2.08.2012

On being pregnant

My heart skipped a beat. "Um, what did you say?" I asked my OB to repeat herself.

"I'll see you in two weeks," she repeated.  I thought that's what she had said. "You are in your third trimester now, Laura" she said smiling. 

Oh.  So now we're on to two week appointments instead of four week appointments.  Baby's official due date is only two and a half months away. How did that happen? (Pregnant) moms with older children, did you find that this happened to you too? You kept telling your kids that even though they're so excited to meet the baby, he won't actually be here for a very long time? Then all of the sudden it was a very short time?

Upon hearing this news I did the obvious- I drove straight to Massage Heights and scheduled the 90 minute maternity massage that Kent had bought me for Christmas.  No way was I going to chance that puppy going to waste. :) I had been saving it until the very end of my pregnancy, figuring I'd appreciate it most the farther along I was.  One of my girlfriends had her baby last week and even though I am not quite 30 weeks along, seeing her baby made me feel like my baby is coming.  Soon.
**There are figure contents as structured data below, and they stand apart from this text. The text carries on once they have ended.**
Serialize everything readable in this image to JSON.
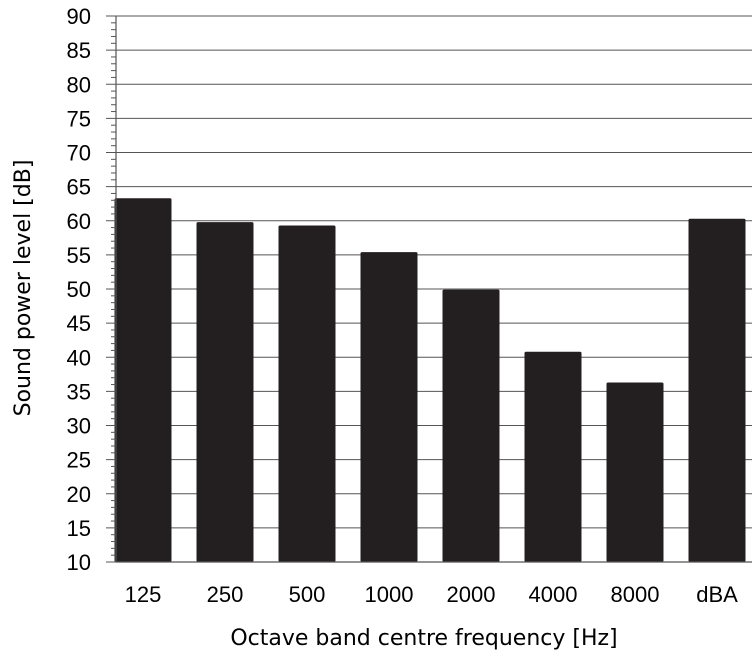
{
  "chart_data": {
    "type": "bar",
    "categories": [
      "125",
      "250",
      "500",
      "1000",
      "2000",
      "4000",
      "8000",
      "dBA"
    ],
    "values": [
      63.3,
      59.8,
      59.3,
      55.4,
      49.9,
      40.8,
      36.3,
      60.3
    ],
    "xlabel": "Octave band centre frequency [Hz]",
    "ylabel": "Sound power level [dB]",
    "ylim": [
      10,
      90
    ],
    "y_ticks": [
      10,
      15,
      20,
      25,
      30,
      35,
      40,
      45,
      50,
      55,
      60,
      65,
      70,
      75,
      80,
      85,
      90
    ],
    "grid": true,
    "legend": "none",
    "colors": {
      "bar": "#231f20",
      "grid": "#555555",
      "axis": "#555555"
    }
  }
}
I should have paid more attention because there are some definite signs it's getting closer.  For example, I've started chewing ice. I was looking at Kylee's baby book the other day and there was a section for "mom ate...." and I had written "crushed ice". Lately I've had no appetite but have been chomping ice like it's my job.

This pregnancy is so different than my first two because Kael and Kylee are old enough to "get" it.  They're also old enough to keep me too busy to let myself be consumed with all things relating to pregnancy/baby. (Because you know I could lose myself on Pinterest looking at cute baby photo ideas, ways to decorate baby's room...oh how I love thinking about all this stuff again!) It is such a blessing going through this pregnancy and having them constantly feeling my belly, talking to my belly, and things like that.  There's a saying about shared grief is half the grief but shared joy is double the joy (I'm not sure that's an exact quote...) but I feel like this pregnancy is quadruple the joy.  It's not just Kent and I that get to be excited- we have Kael and Kylee to be excited with us. 

Years ago I would have guessed that I would have three children, all about two to three years apart.  I didn't plan for this one to be four and a half years younger, but God did.  And I'm so glad I can see that now.  It was His timing, not mine, that was right.  Just exactly, perfectly, right.

Baby we are getting so excited and ready to meet you!
 I find myself daydreaming about what he'll look like, what his personality will be like, what he'll be interested in.  *Sigh.  There's lots to do before he gets here, but I know it will all get done. I've realized that some of the details I thought were so important the first two times around were just that...details.